Будни рэкетиров или Кристина
Шрифт:
Но, было и нечто иное, чему Протасов не находил объяснения, потому что не знал и не видел причины. Что-то тяготило девчонку, похожее на давно пережитый кошмар, достаточно живучий, чтобы не остаться в забвении. Протасову это напоминало тень, возникающую ярким солнечным днем от неожиданно налетевшего облака. Валерий, со свойственной ему простотой, попробовал выяснить, что к чему:
– Чего повесила нос, малая? Может, обидел кто?
– Нет, дядя Валера. – Грустная улыбка из-под печальных глаз.
– Или, в школе проблемы? Какой гурон неумный пристает? Ты только скажи. Намекни, понятно?
– Спасибо, дядя Валера. Все нормально.
Девчонка пришлась Протасову по душе. А, раздумывая о ее будущем, Валерий сперва косился на убогий дом, а потом грустно вздыхал. Беднота, казалось,
– Я это… – начал как-то Протасов. Они с Ириной оказались на кухне вдвоем. Хозяйка готовила на Рождество кутью, стоя вполоборота к Валерию. Он посматривал на ее грудь, такую большую и вожделенную. – Я это, Ирка… только приподымусь маленько, из гребаной черной полосы выгребу, с делами разберусь, чтобы ты въехала, о чем базар, деньжат подсоберу, и Малую твою в гимназию запихну. Или в лицей какой. А потом в институт. В академию. Их сейчас завалом. Только капусту засылай, и учись пока харя не треснет.

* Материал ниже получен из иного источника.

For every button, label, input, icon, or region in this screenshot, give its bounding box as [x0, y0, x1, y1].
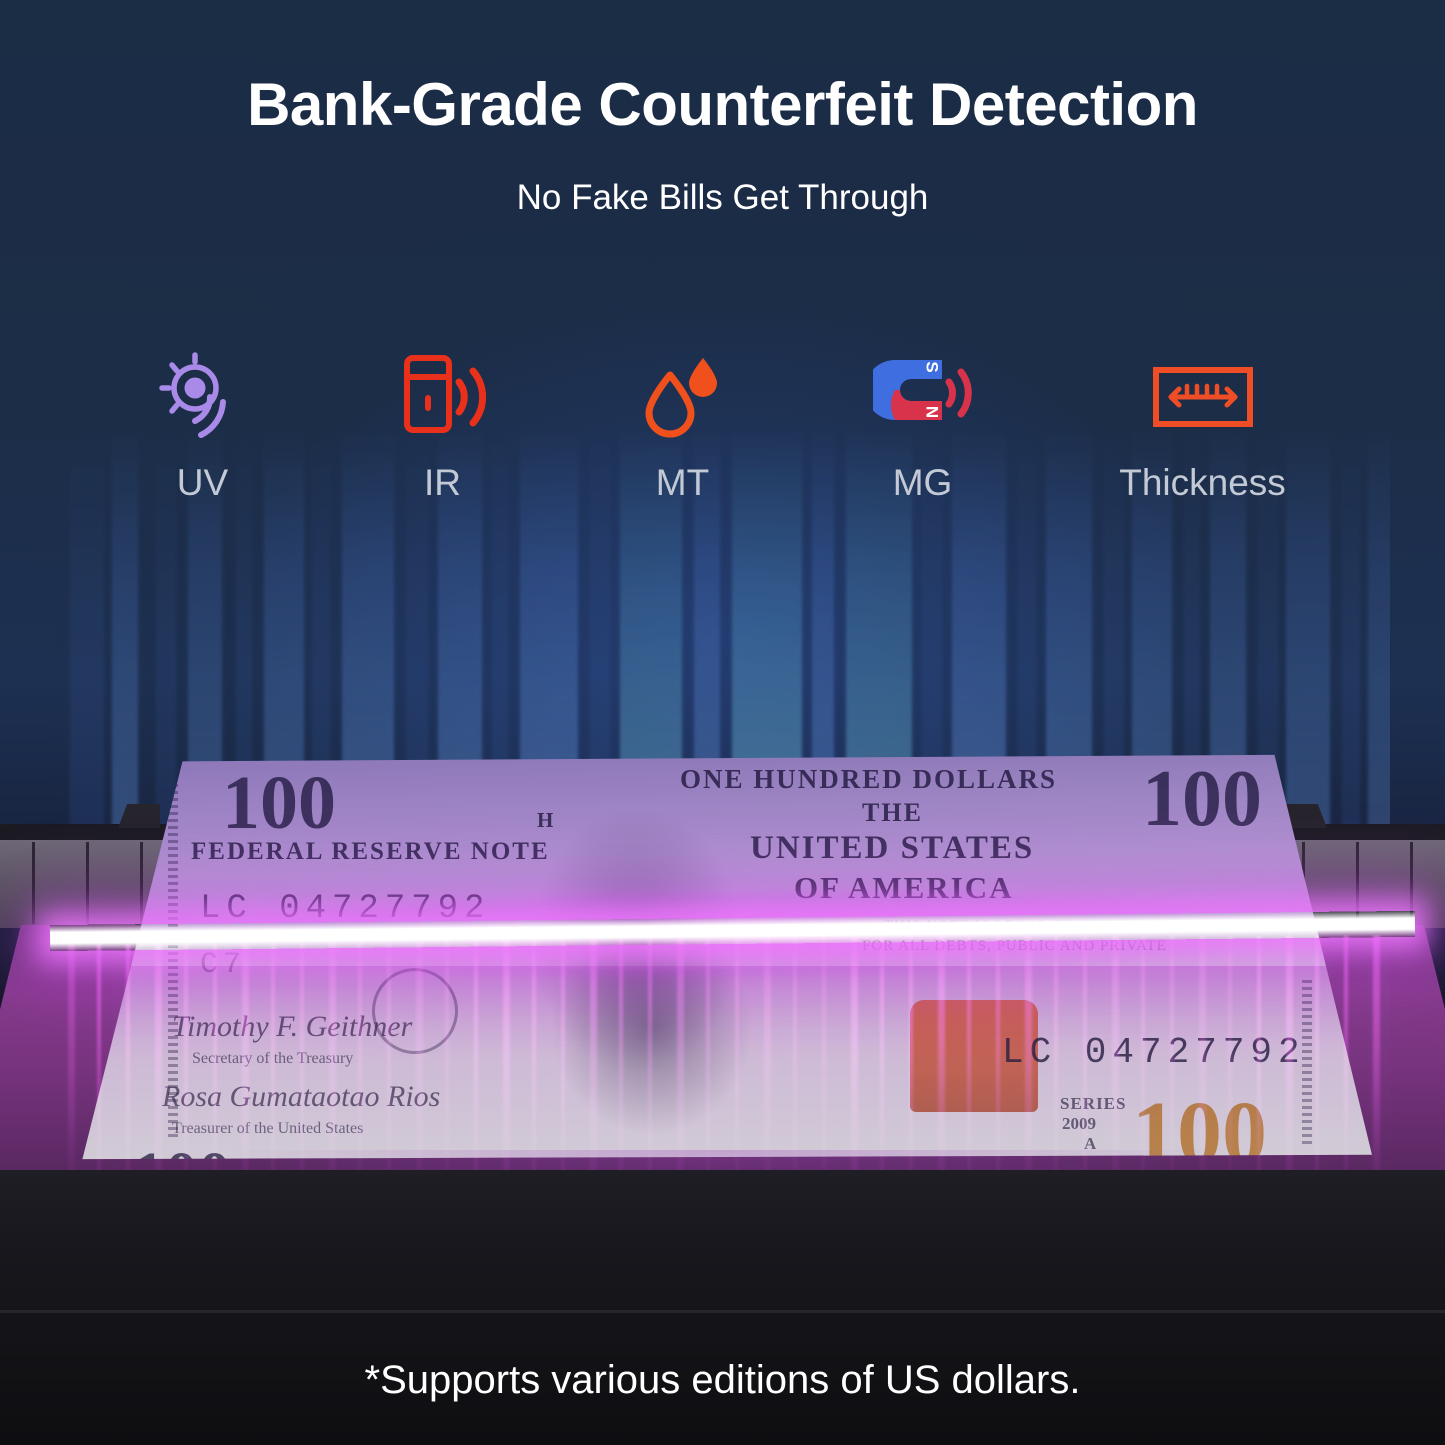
- banknote: 100 FEDERAL RESERVE NOTE H LC 04727792 C…: [72, 742, 1372, 1172]
- feature-label-thickness: Thickness: [1088, 462, 1318, 504]
- magnet-south-pole-label: S: [922, 361, 941, 372]
- page-title: Bank-Grade Counterfeit Detection: [0, 70, 1445, 139]
- feature-label-ir: IR: [368, 462, 518, 504]
- promo-banner: 100 FEDERAL RESERVE NOTE H LC 04727792 C…: [0, 0, 1445, 1445]
- uv-sun-icon: [128, 348, 278, 448]
- feature-mt: MT: [608, 348, 758, 504]
- magnet-north-pole-label: N: [922, 406, 941, 418]
- machine-base: [0, 1170, 1445, 1445]
- feature-thickness: Thickness: [1088, 348, 1318, 504]
- page-subtitle: No Fake Bills Get Through: [0, 178, 1445, 218]
- feature-label-mg: MG: [848, 462, 998, 504]
- banknote-face: 100 FEDERAL RESERVE NOTE H LC 04727792 C…: [72, 742, 1372, 1172]
- detection-feature-list: UV IR MT: [0, 348, 1445, 504]
- feature-ir: IR: [368, 348, 518, 504]
- footnote-text: *Supports various editions of US dollars…: [0, 1358, 1445, 1403]
- feature-mg: S N MG: [848, 348, 998, 504]
- magnetic-drops-icon: [608, 348, 758, 448]
- ir-sensor-icon: [368, 348, 518, 448]
- feature-uv: UV: [128, 348, 278, 504]
- feature-label-mt: MT: [608, 462, 758, 504]
- thickness-ruler-icon: [1088, 348, 1318, 448]
- horseshoe-magnet-icon: S N: [848, 348, 998, 448]
- feature-label-uv: UV: [128, 462, 278, 504]
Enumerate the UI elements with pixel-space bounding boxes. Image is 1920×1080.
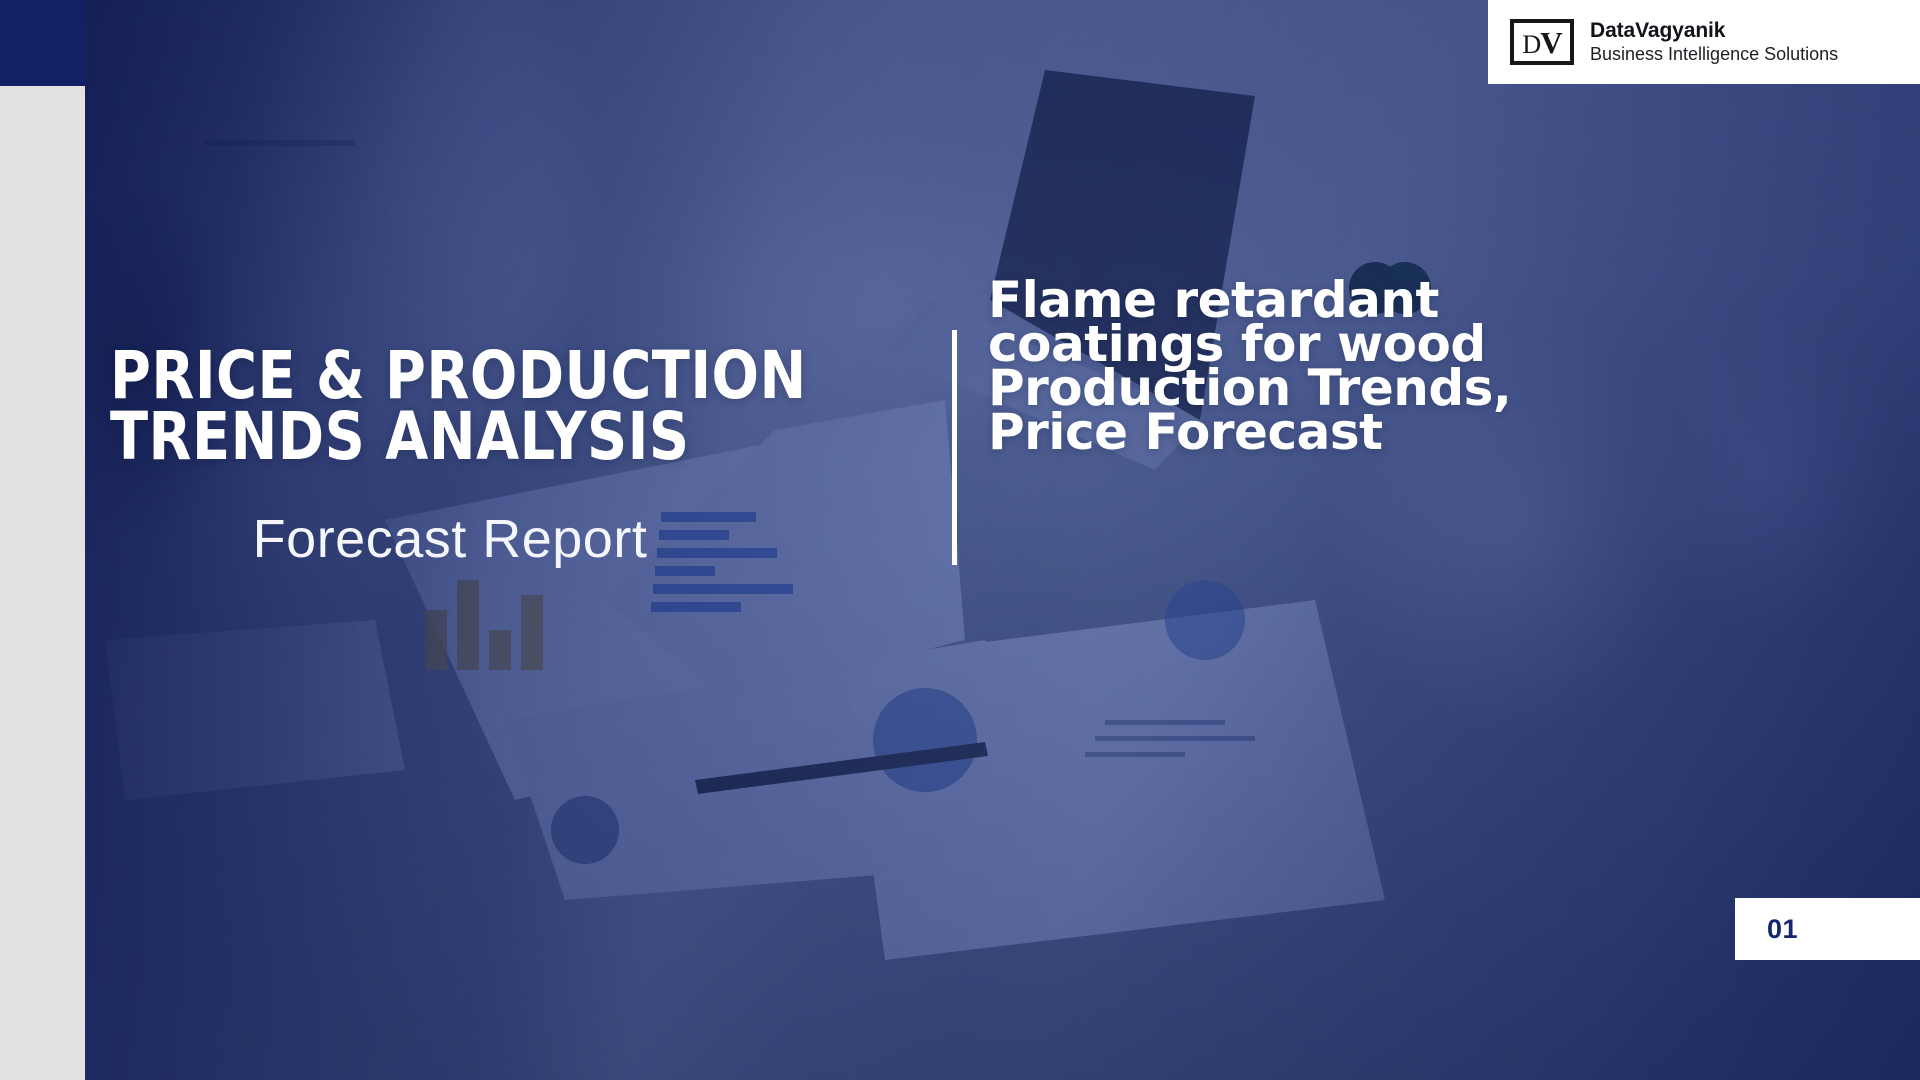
page-title: PRICE & PRODUCTION TRENDS ANALYSIS	[110, 345, 862, 468]
page-number-badge: 01	[1735, 898, 1920, 960]
datavagyanik-logo-icon: DV	[1510, 19, 1574, 65]
brand-name: DataVagyanik	[1590, 19, 1838, 44]
vertical-divider	[952, 330, 957, 565]
brand-text-group: DataVagyanik Business Intelligence Solut…	[1590, 19, 1838, 65]
brand-tagline: Business Intelligence Solutions	[1590, 44, 1838, 66]
left-edge-navy-block	[0, 0, 85, 86]
page-number: 01	[1767, 914, 1798, 945]
topic-block: Flame retardant coatings for wood Produc…	[988, 278, 1528, 454]
slide-canvas: DV DataVagyanik Business Intelligence So…	[0, 0, 1920, 1080]
left-edge-gray-strip	[0, 86, 85, 1080]
logo-letter-d: D	[1522, 30, 1540, 59]
brand-plate: DV DataVagyanik Business Intelligence So…	[1488, 0, 1920, 84]
headline-block: PRICE & PRODUCTION TRENDS ANALYSIS Forec…	[110, 345, 910, 566]
logo-letter-v: V	[1540, 25, 1561, 60]
page-subtitle: Forecast Report	[110, 512, 910, 566]
page-title-line-2: TRENDS ANALYSIS	[110, 406, 862, 467]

Ирина отставила рис с плиты и, в некотором замешательстве уставилась на Валерия.
– Пускай Ксюха на менеджера обучается. – Вел дальше Протасов. – По нынешним голимым временам менеджер в самый раз. На булку с маслом по-любому заработает. Даже не сомневайся, е-мое. Нечего ей тут гнить, в натуре.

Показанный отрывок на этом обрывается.